Shilpa’s demonstration also shows how elevation can shift the workload toward the posterior chain—your hamstrings, glutes, and lower back—while reducing unnecessary lumbar extension. This reduces strain, promotes cleaner form, and helps you train more efficiently.
The Magic of Lateral Tension
Using a resistance band adds another layer of activation. The lateral tension it provides increases the engagement of the glute medius and upper-glute muscles, which are often under-activated in traditional workouts. This helps promote better hip external-rotation stability and improved knee alignment, which are essential for injury prevention in everyday life and athletic activity.
Strong glutes also improve posterior pelvic tilt control. This means safer lifting, greater stability in compound exercises, and less compensation from your lower back. For anyone interested in trying this routine, Shilpa recommends doing three sets of 20 reps, with the last rep of each set consisting of 20 band abduction pulses.

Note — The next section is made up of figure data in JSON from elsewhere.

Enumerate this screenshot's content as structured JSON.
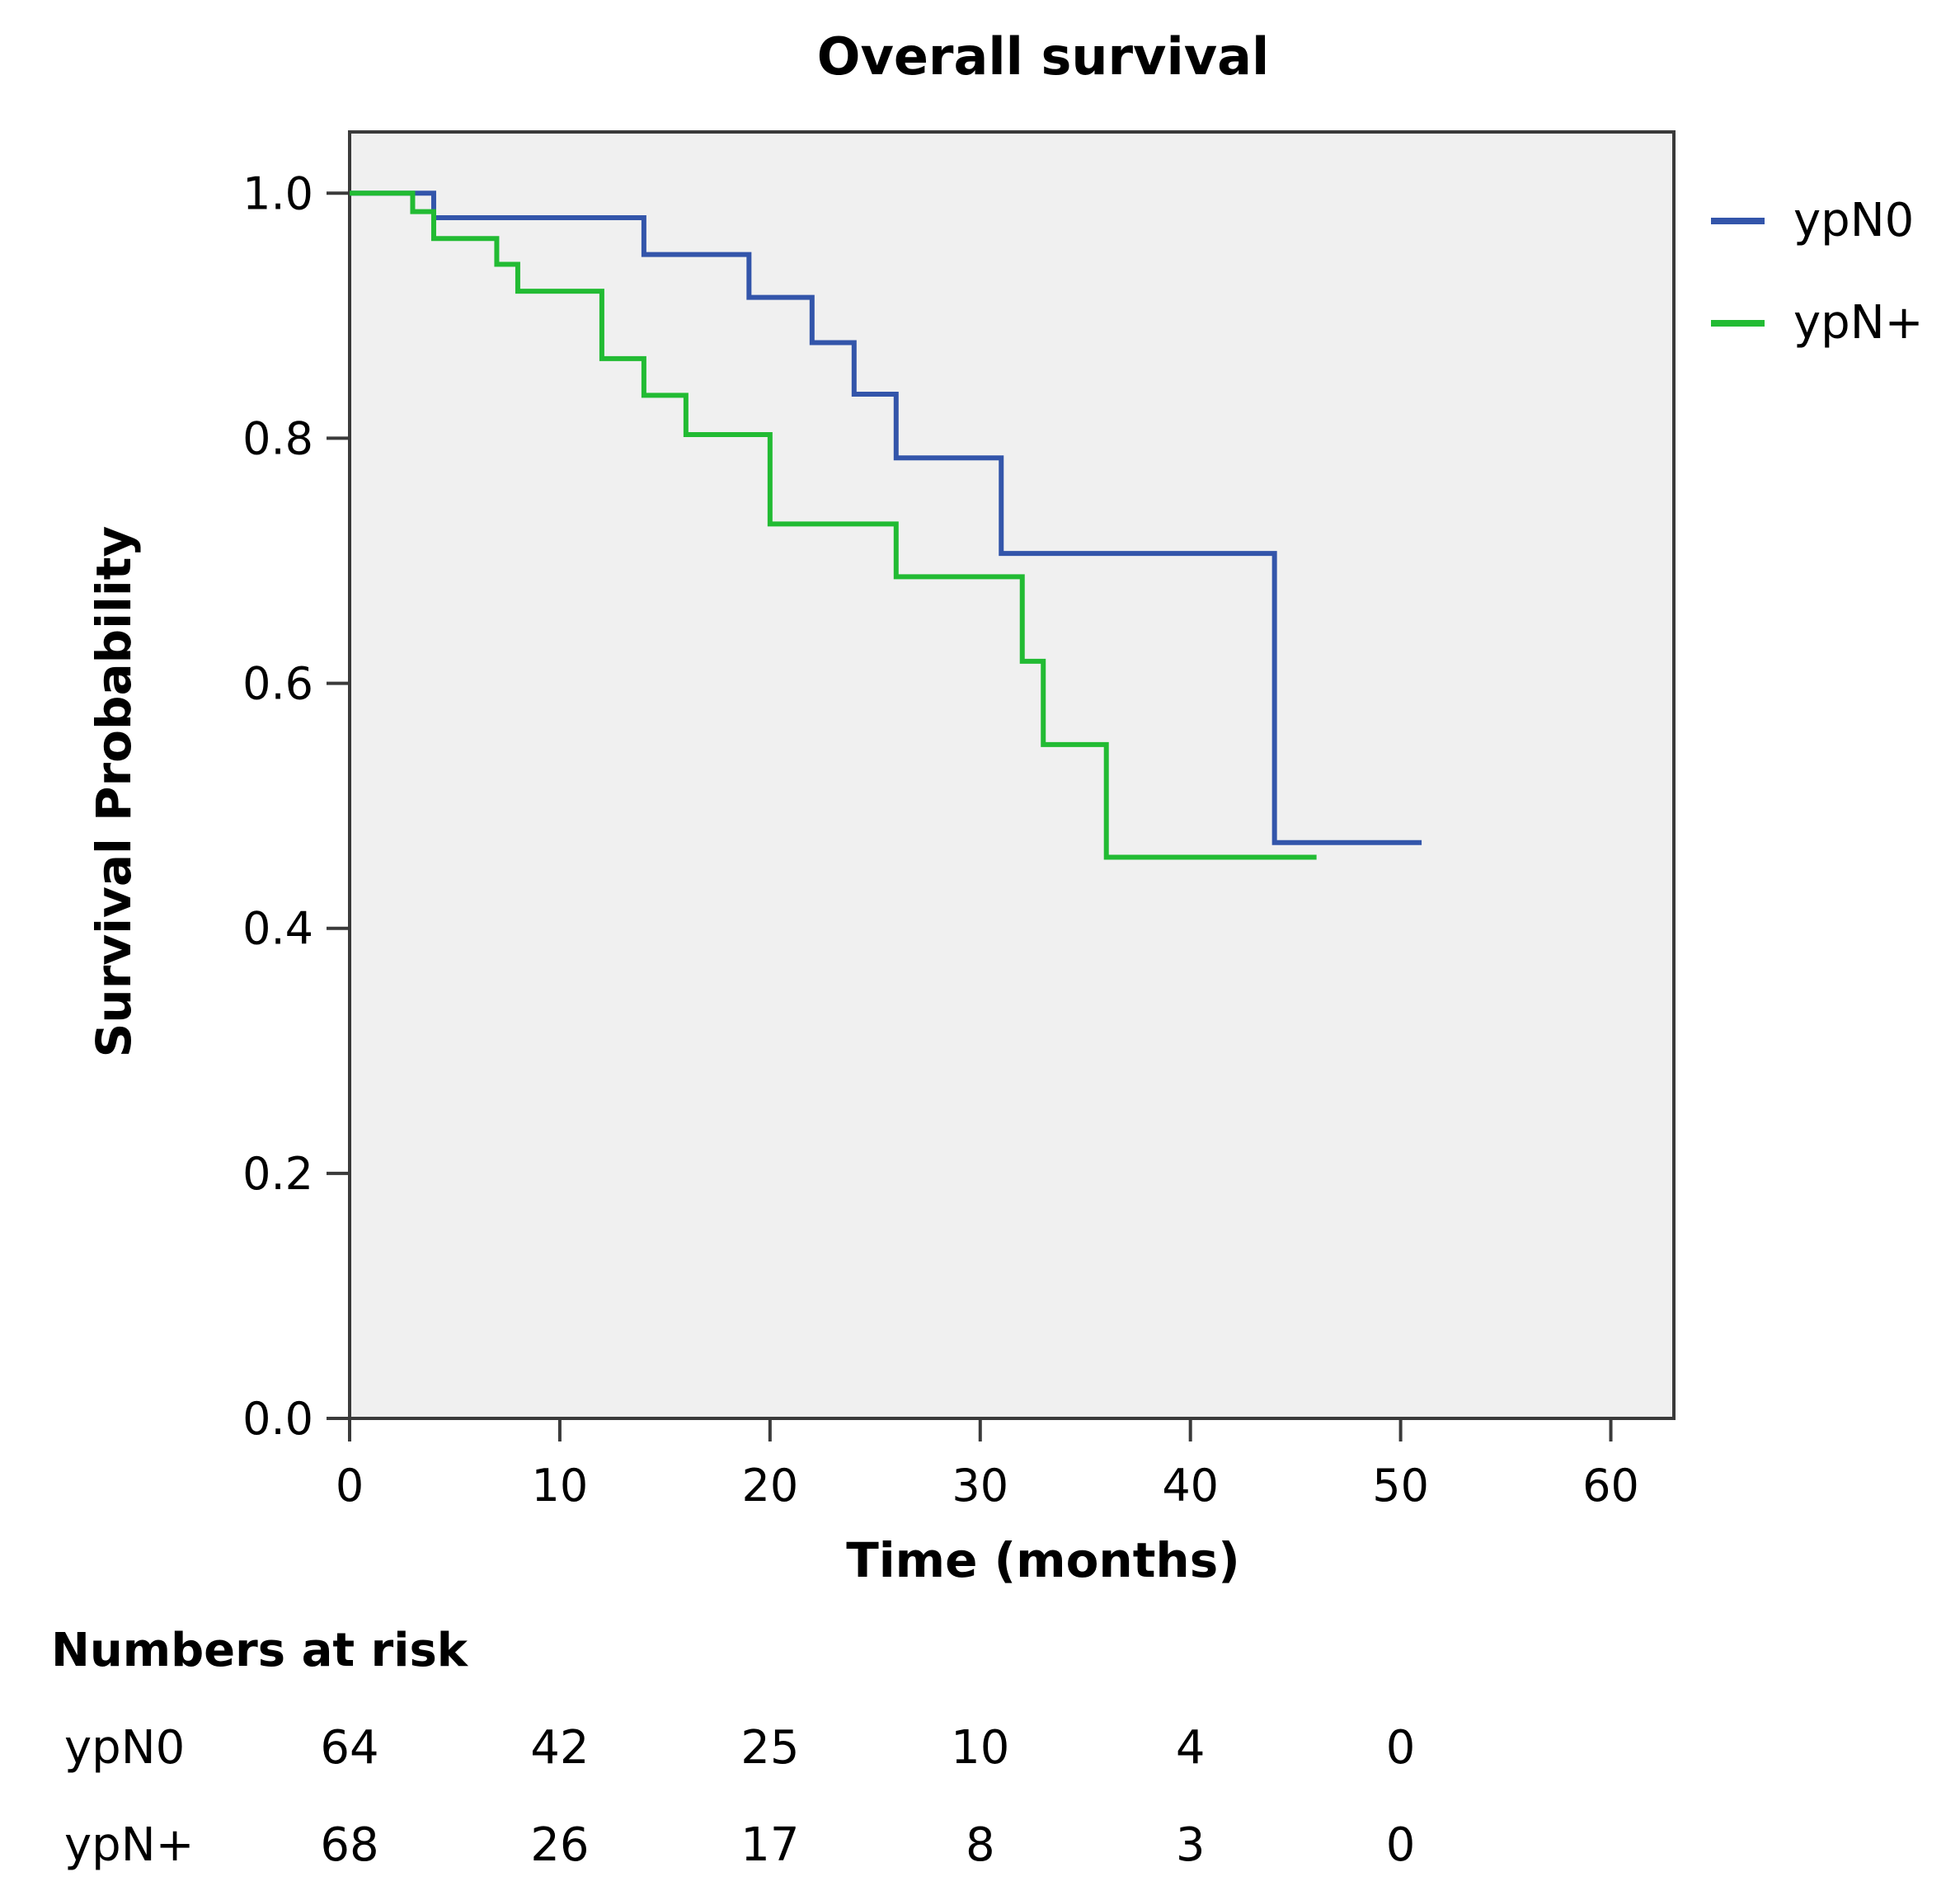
{
  "chart_data": {
    "type": "line",
    "title": "Overall survival",
    "xlabel": "Time (months)",
    "ylabel": "Survival Probability",
    "xlim": [
      0,
      63
    ],
    "ylim": [
      0,
      1.05
    ],
    "x_ticks": [
      "0",
      "10",
      "20",
      "30",
      "40",
      "50",
      "60"
    ],
    "y_ticks": [
      "0.0",
      "0.2",
      "0.4",
      "0.6",
      "0.8",
      "1.0"
    ],
    "grid": false,
    "legend_position": "top-right",
    "series": [
      {
        "name": "ypN0",
        "color": "#3355aa",
        "step_x": [
          0,
          4,
          14,
          19,
          22,
          24,
          26,
          31,
          44,
          51
        ],
        "step_y": [
          1.0,
          0.98,
          0.95,
          0.915,
          0.878,
          0.836,
          0.784,
          0.706,
          0.47,
          0.47
        ]
      },
      {
        "name": "ypN+",
        "color": "#22bb33",
        "step_x": [
          0,
          3,
          4,
          7,
          8,
          12,
          14,
          16,
          20,
          26,
          32,
          33,
          36,
          46
        ],
        "step_y": [
          1.0,
          0.985,
          0.963,
          0.942,
          0.92,
          0.865,
          0.835,
          0.803,
          0.73,
          0.687,
          0.618,
          0.55,
          0.458,
          0.458
        ]
      }
    ]
  },
  "risk_table": {
    "title": "Numbers at risk",
    "rows": [
      {
        "label": "ypN0",
        "values": [
          "64",
          "42",
          "25",
          "10",
          "4",
          "0"
        ]
      },
      {
        "label": "ypN+",
        "values": [
          "68",
          "26",
          "17",
          "8",
          "3",
          "0"
        ]
      }
    ]
  }
}
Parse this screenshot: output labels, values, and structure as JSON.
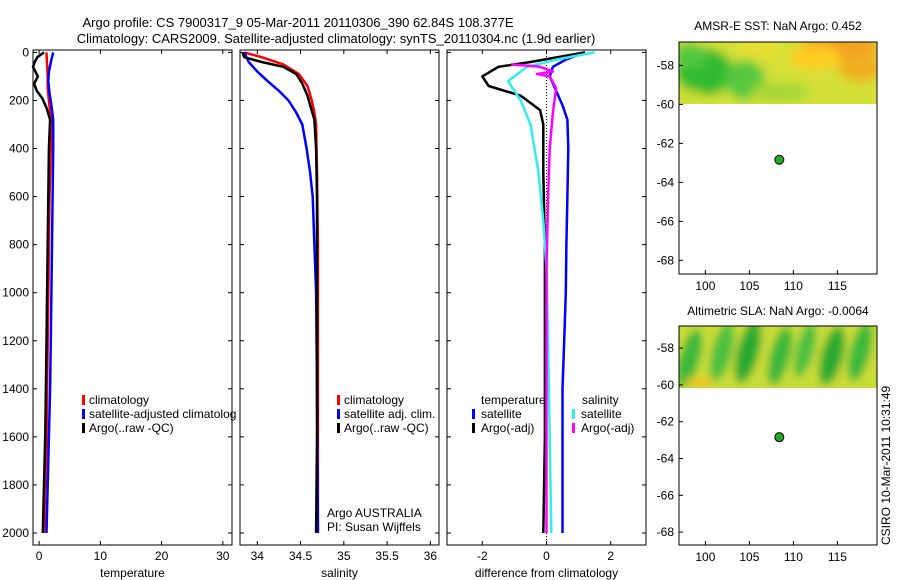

What glute training really means:
Glute workouts target the three main muscles of the buttocks – the gluteus maximus, medius, and minimus. Together, these muscles manage hip extension, rotation, and abduction. Training them creates a balanced foundation, improves functional movement, and builds strength where it matters most.
Glute training isn’t just a fitness trend. It’s essential for everyday mobility, injury prevention, and overall body strength. Whether you’re lifting weights, running, or simply want to develop better posture, strong glutes improve your performance in every way.